Private student loans could benefit students and banks.
By Alaina Webster
There’s a reason the current student debt conundrum in the U.S. is often referred to as a “crisis.” According to data from the Washington, D.C.-based Consumer Bankers Association, student loan debt has risen from $600 billion in 2008 to $1.5 trillion in 2018. Moreover, the New York Fed found that one in five borrowers in repayment is seriously delinquent or has defaulted on their student loans, and a recent chart from Raddon Research Insights shows that millennials who are shouldering student loan debt have higher levels of credit card and consumer loan debt but lower levels of real estate loan principle and lower deposit balances.
If you’re wondering where student loan forgiveness programs come in, the long and short is they’re not as effective as one might hope. A December 2018 article in The Wall Street Journal noted that of the approximately 28,000 people who filed for debt forgiveness as of June of last year, only 96 had their loans forgiven.

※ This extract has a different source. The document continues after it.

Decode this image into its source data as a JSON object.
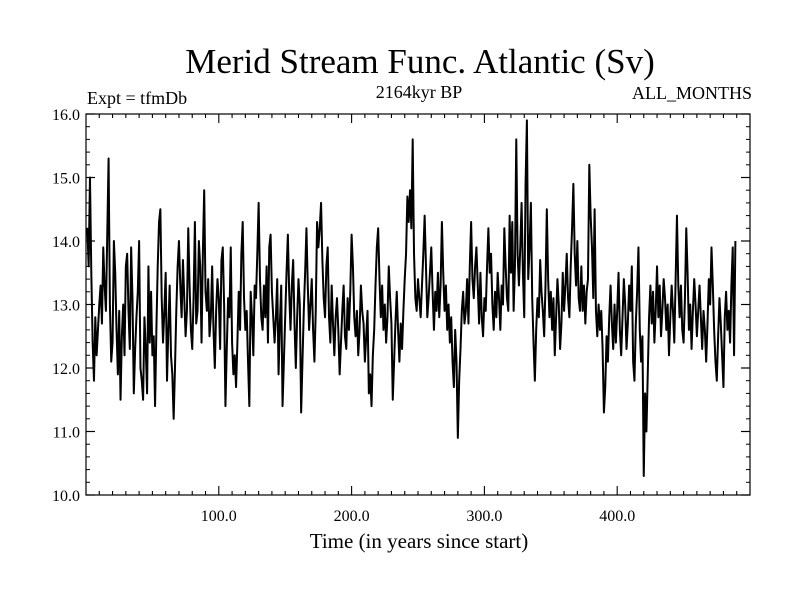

The application process is rigorous, the article stated, and many students take on debt assuming they will qualify for forgiveness programs they, in fact, do not.
So what about private student loans, those funded by banks, credit unions or specialty lenders? Per the CBA, one advantage of private loans is robust underwriting, which helps ensure students do not borrow more than they can afford to repay. Private loans also offer borrowers several options, ranging from fixed and variable interest rates to various repayment terms and multiple repayment options. Because there are numerous lenders in the field, they also provide competitive refinancing and loan rehabilitation alternatives.

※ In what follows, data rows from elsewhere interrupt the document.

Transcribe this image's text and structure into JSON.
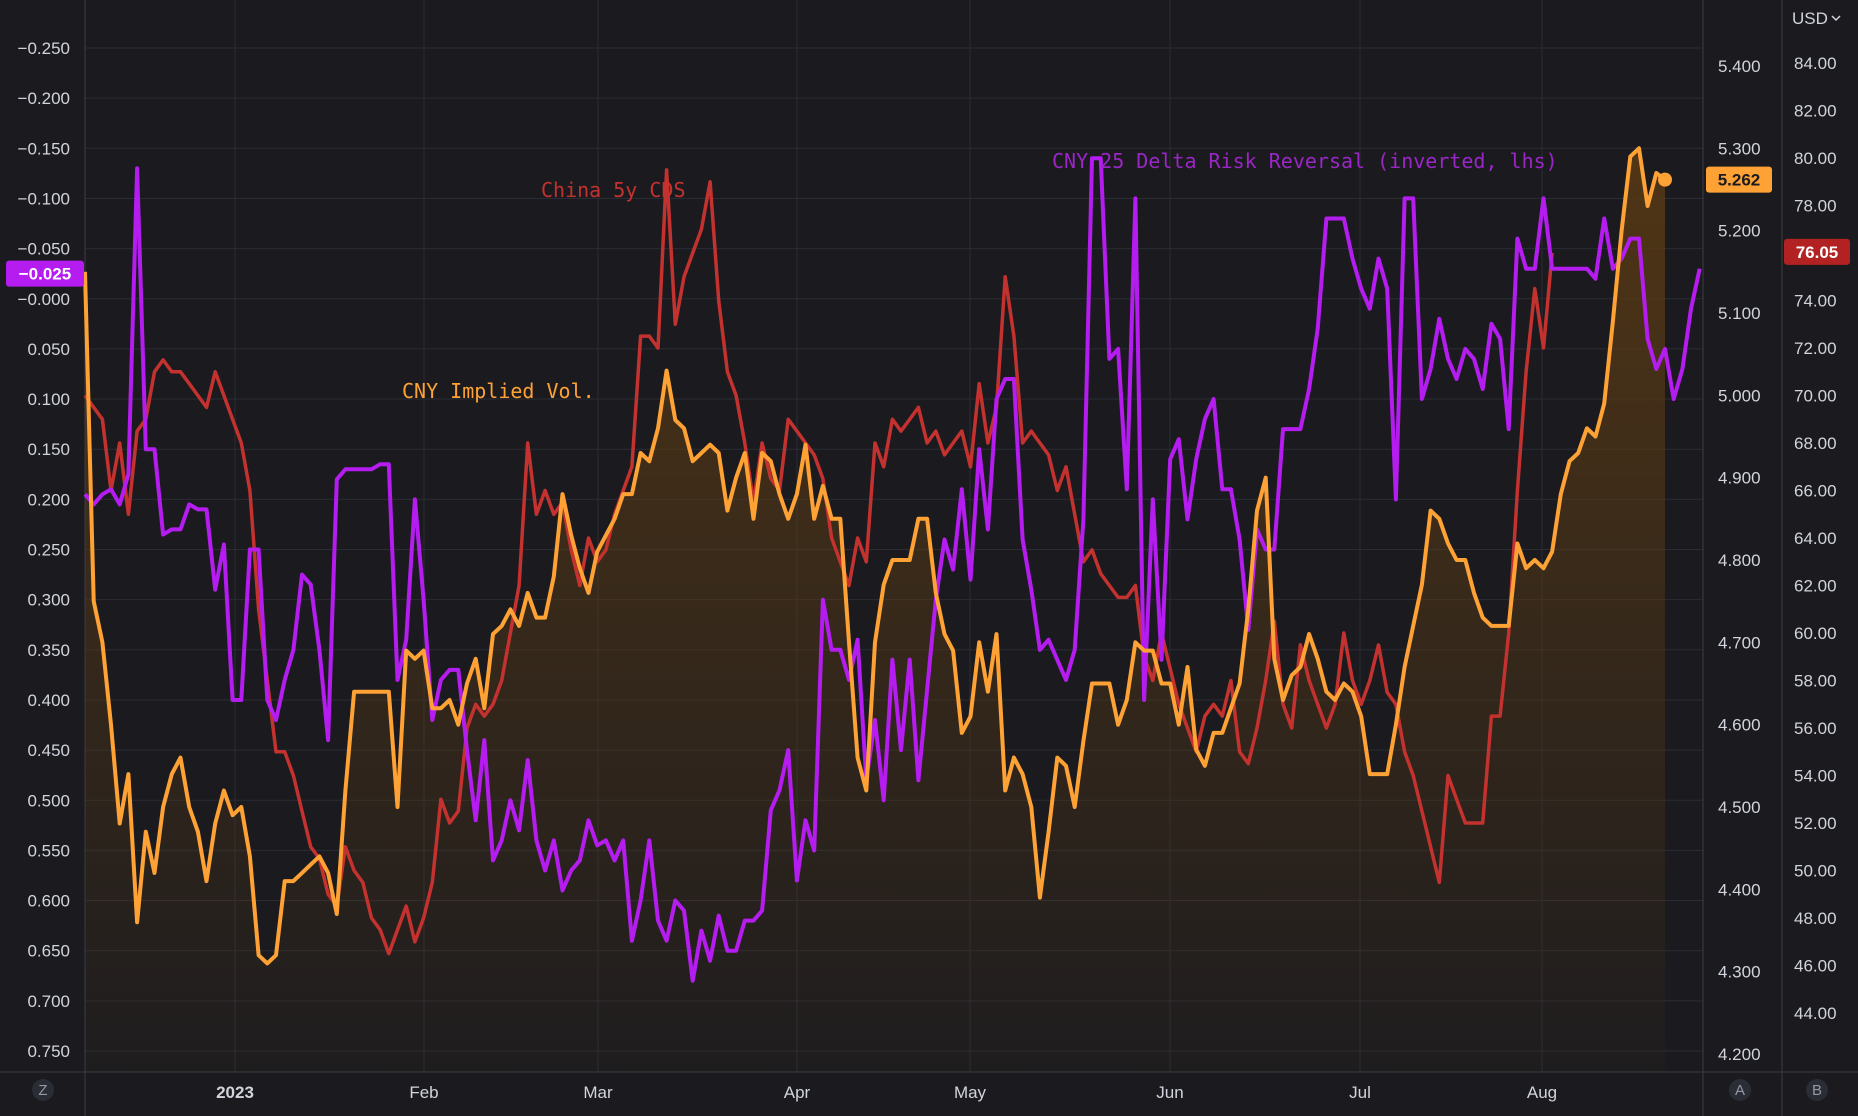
{
  "currency_menu": {
    "label": "USD",
    "icon": "chevron-down-icon"
  },
  "corner_buttons": {
    "left": "Z",
    "right_a": "A",
    "right_b": "B"
  },
  "colors": {
    "background": "#1b1b1f",
    "grid": "#2a2d35",
    "risk_reversal": "#b51cf0",
    "cds": "#c4322f",
    "implied_vol": "#ffa235",
    "implied_vol_fill": "#5a3a14",
    "axis_text": "#d1d4dc"
  },
  "chart_data": {
    "type": "line",
    "series": [
      {
        "name": "CNY 25 Delta Risk Reversal (inverted, lhs)",
        "axis": "left-inverted",
        "last_value_badge": "−0.025",
        "values": [
          0.195,
          0.205,
          0.195,
          0.19,
          0.205,
          0.175,
          -0.13,
          0.15,
          0.15,
          0.235,
          0.23,
          0.23,
          0.205,
          0.21,
          0.21,
          0.29,
          0.245,
          0.4,
          0.4,
          0.25,
          0.25,
          0.4,
          0.42,
          0.38,
          0.35,
          0.275,
          0.285,
          0.35,
          0.44,
          0.18,
          0.17,
          0.17,
          0.17,
          0.17,
          0.165,
          0.165,
          0.38,
          0.34,
          0.2,
          0.3,
          0.42,
          0.38,
          0.37,
          0.37,
          0.45,
          0.52,
          0.44,
          0.56,
          0.54,
          0.5,
          0.53,
          0.46,
          0.54,
          0.57,
          0.54,
          0.59,
          0.57,
          0.56,
          0.52,
          0.545,
          0.54,
          0.56,
          0.54,
          0.64,
          0.6,
          0.54,
          0.62,
          0.64,
          0.6,
          0.61,
          0.68,
          0.63,
          0.66,
          0.615,
          0.65,
          0.65,
          0.62,
          0.62,
          0.61,
          0.51,
          0.49,
          0.45,
          0.58,
          0.52,
          0.55,
          0.3,
          0.35,
          0.35,
          0.38,
          0.34,
          0.48,
          0.42,
          0.5,
          0.36,
          0.45,
          0.36,
          0.48,
          0.39,
          0.3,
          0.24,
          0.27,
          0.19,
          0.28,
          0.15,
          0.23,
          0.1,
          0.08,
          0.08,
          0.24,
          0.29,
          0.35,
          0.34,
          0.36,
          0.38,
          0.35,
          0.22,
          -0.14,
          -0.14,
          0.06,
          0.05,
          0.19,
          -0.1,
          0.4,
          0.2,
          0.36,
          0.16,
          0.14,
          0.22,
          0.16,
          0.12,
          0.1,
          0.19,
          0.19,
          0.24,
          0.33,
          0.23,
          0.25,
          0.25,
          0.13,
          0.13,
          0.13,
          0.09,
          0.03,
          -0.08,
          -0.08,
          -0.08,
          -0.04,
          -0.01,
          0.01,
          -0.04,
          -0.01,
          0.2,
          -0.1,
          -0.1,
          0.1,
          0.07,
          0.02,
          0.06,
          0.08,
          0.05,
          0.06,
          0.09,
          0.025,
          0.04,
          0.13,
          -0.06,
          -0.03,
          -0.03,
          -0.1,
          -0.03,
          -0.03,
          -0.03,
          -0.03,
          -0.03,
          -0.02,
          -0.08,
          -0.03,
          -0.04,
          -0.06,
          -0.06,
          0.04,
          0.07,
          0.05,
          0.1,
          0.07,
          0.01,
          -0.03
        ]
      },
      {
        "name": "China 5y CDS",
        "axis": "right-outer",
        "last_value_badge": "76.05",
        "values": [
          70.0,
          69.5,
          69.0,
          66.0,
          68.0,
          65.0,
          68.5,
          69.0,
          71.0,
          71.5,
          71.0,
          71.0,
          70.5,
          70.0,
          69.5,
          71.0,
          70.0,
          69.0,
          68.0,
          66.0,
          61.0,
          58.0,
          55.0,
          55.0,
          54.0,
          52.5,
          51.0,
          50.5,
          49.0,
          48.5,
          51.0,
          50.0,
          49.5,
          48.0,
          47.5,
          46.5,
          47.5,
          48.5,
          47.0,
          48.0,
          49.5,
          53.0,
          52.0,
          52.5,
          56.0,
          57.0,
          56.5,
          57.0,
          58.0,
          60.0,
          62.0,
          68.0,
          65.0,
          66.0,
          65.0,
          65.5,
          63.5,
          62.0,
          64.0,
          63.0,
          63.5,
          65.0,
          66.0,
          67.0,
          72.5,
          72.5,
          72.0,
          79.5,
          73.0,
          75.0,
          76.0,
          77.0,
          79.0,
          74.0,
          71.0,
          70.0,
          68.0,
          65.5,
          68.0,
          66.5,
          66.0,
          69.0,
          68.5,
          68.0,
          67.5,
          66.5,
          64.0,
          63.0,
          62.0,
          64.0,
          63.0,
          68.0,
          67.0,
          69.0,
          68.5,
          69.0,
          69.5,
          68.0,
          68.5,
          67.5,
          68.0,
          68.5,
          67.0,
          70.5,
          68.0,
          69.5,
          75.0,
          72.5,
          68.0,
          68.5,
          68.0,
          67.5,
          66.0,
          67.0,
          65.0,
          63.0,
          63.5,
          62.5,
          62.0,
          61.5,
          61.5,
          62.0,
          59.0,
          58.0,
          60.0,
          58.5,
          57.0,
          56.0,
          55.0,
          56.5,
          57.0,
          56.5,
          58.0,
          55.0,
          54.5,
          56.0,
          58.0,
          60.5,
          57.0,
          56.0,
          59.5,
          58.0,
          57.0,
          56.0,
          57.0,
          60.0,
          58.0,
          57.0,
          58.0,
          59.5,
          57.5,
          57.0,
          55.0,
          54.0,
          52.5,
          51.0,
          49.5,
          54.0,
          53.0,
          52.0,
          52.0,
          52.0,
          56.5,
          56.5,
          60.0,
          66.0,
          71.0,
          74.5,
          72.0,
          76.0
        ]
      },
      {
        "name": "CNY Implied Vol.",
        "axis": "right-inner",
        "last_value_badge": "5.262",
        "values": [
          5.15,
          4.75,
          4.7,
          4.6,
          4.48,
          4.54,
          4.36,
          4.47,
          4.42,
          4.5,
          4.54,
          4.56,
          4.5,
          4.47,
          4.41,
          4.48,
          4.52,
          4.49,
          4.5,
          4.44,
          4.32,
          4.31,
          4.32,
          4.41,
          4.41,
          4.42,
          4.43,
          4.44,
          4.42,
          4.37,
          4.52,
          4.64,
          4.64,
          4.64,
          4.64,
          4.64,
          4.5,
          4.69,
          4.68,
          4.69,
          4.62,
          4.62,
          4.63,
          4.6,
          4.65,
          4.68,
          4.62,
          4.71,
          4.72,
          4.74,
          4.72,
          4.76,
          4.73,
          4.73,
          4.78,
          4.88,
          4.83,
          4.79,
          4.76,
          4.81,
          4.83,
          4.85,
          4.88,
          4.88,
          4.93,
          4.92,
          4.96,
          5.03,
          4.97,
          4.96,
          4.92,
          4.93,
          4.94,
          4.93,
          4.86,
          4.9,
          4.93,
          4.85,
          4.93,
          4.92,
          4.88,
          4.85,
          4.88,
          4.94,
          4.85,
          4.89,
          4.85,
          4.85,
          4.7,
          4.56,
          4.52,
          4.7,
          4.77,
          4.8,
          4.8,
          4.8,
          4.85,
          4.85,
          4.76,
          4.71,
          4.69,
          4.59,
          4.61,
          4.7,
          4.64,
          4.71,
          4.52,
          4.56,
          4.54,
          4.5,
          4.39,
          4.47,
          4.56,
          4.55,
          4.5,
          4.58,
          4.65,
          4.65,
          4.65,
          4.6,
          4.63,
          4.7,
          4.69,
          4.69,
          4.65,
          4.65,
          4.6,
          4.67,
          4.57,
          4.55,
          4.59,
          4.59,
          4.62,
          4.65,
          4.74,
          4.86,
          4.9,
          4.68,
          4.63,
          4.66,
          4.67,
          4.71,
          4.68,
          4.64,
          4.63,
          4.65,
          4.64,
          4.61,
          4.54,
          4.54,
          4.54,
          4.6,
          4.67,
          4.72,
          4.77,
          4.86,
          4.85,
          4.82,
          4.8,
          4.8,
          4.76,
          4.73,
          4.72,
          4.72,
          4.72,
          4.82,
          4.79,
          4.8,
          4.79,
          4.81,
          4.88,
          4.92,
          4.93,
          4.96,
          4.95,
          4.99,
          5.09,
          5.2,
          5.29,
          5.3,
          5.23,
          5.27,
          5.262
        ]
      }
    ],
    "x_tick_labels": [
      "2023",
      "Feb",
      "Mar",
      "Apr",
      "May",
      "Jun",
      "Jul",
      "Aug"
    ],
    "left_axis": {
      "inverted": true,
      "ylim": [
        -0.27,
        0.765
      ],
      "ticks": [
        -0.25,
        -0.2,
        -0.15,
        -0.1,
        -0.05,
        0,
        0.05,
        0.1,
        0.15,
        0.2,
        0.25,
        0.3,
        0.35,
        0.4,
        0.45,
        0.5,
        0.55,
        0.6,
        0.65,
        0.7,
        0.75
      ],
      "tick_labels": [
        "−0.250",
        "−0.200",
        "−0.150",
        "−0.100",
        "−0.050",
        "−0.000",
        "0.050",
        "0.100",
        "0.150",
        "0.200",
        "0.250",
        "0.300",
        "0.350",
        "0.400",
        "0.450",
        "0.500",
        "0.550",
        "0.600",
        "0.650",
        "0.700",
        "0.750"
      ]
    },
    "right_inner_axis": {
      "ylim": [
        4.18,
        5.44
      ],
      "tick_labels": [
        "5.400",
        "5.300",
        "5.200",
        "5.100",
        "5.000",
        "4.900",
        "4.800",
        "4.700",
        "4.600",
        "4.500",
        "4.400",
        "4.300",
        "4.200"
      ],
      "ticks": [
        5.4,
        5.3,
        5.2,
        5.1,
        5.0,
        4.9,
        4.8,
        4.7,
        4.6,
        4.5,
        4.4,
        4.3,
        4.2
      ]
    },
    "right_outer_axis": {
      "ylim": [
        42.0,
        86.0
      ],
      "tick_labels": [
        "84.00",
        "82.00",
        "80.00",
        "78.00",
        "76.00",
        "74.00",
        "72.00",
        "70.00",
        "68.00",
        "66.00",
        "64.00",
        "62.00",
        "60.00",
        "58.00",
        "56.00",
        "54.00",
        "52.00",
        "50.00",
        "48.00",
        "46.00",
        "44.00"
      ],
      "ticks": [
        84,
        82,
        80,
        78,
        76,
        74,
        72,
        70,
        68,
        66,
        64,
        62,
        60,
        58,
        56,
        54,
        52,
        50,
        48,
        46,
        44
      ]
    },
    "grid": true
  }
}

However, in its report, 2018’s CFPB Student Loan Complaints, New Jersey-headquartered LendEDU found one complaint category for private student loans that doesn’t exist for federal loans: “getting a loan.” The report showed that loans are being issued and interest rates determined based on the borrower’s credit history and earnings potential (conversely, federal loan interest rates are determined yearly by Congress), and this can make securing a private student loan difficult, particularly for those in underserved and low-income communities.
Mike Brown, research analyst at LendEDU and author of the CFPB complaint report, shared some ideas for banks looking to increase student lending without increasing risk or shutting out potential customers.
“We now see financial institutions use more advanced data than ever before,” he said. “We see many lenders moving away from traditional determinants of qualifications like FICO credit scores. Today, banks and lenders are using things like free cash flow and bill payment history to evaluate customers.”
As an example, he offered Funding U, a student lender that uses data points like GPA, major, school and test scores to evaluate repayment likelihood for students who have not yet had time to build credit.
Brown also offered pointers for FIs seeking entry into the student loan field. In addition to adequate capital, such institutions will need a consumer lending license at the state level for any or all states in which they wish to conduct business. They will also need an insurance policy or bonds to back their loans and a service provider to process and collect payments and handle customer service. He suggested Googling “how to apply for a consumer lending license” to determine what is needed state by state.
As banks seek ways to attract and retain a younger customer base as well as continue to positively impact their communities, expanding aid to those who require assistance in attaining a college education seems like a win-win.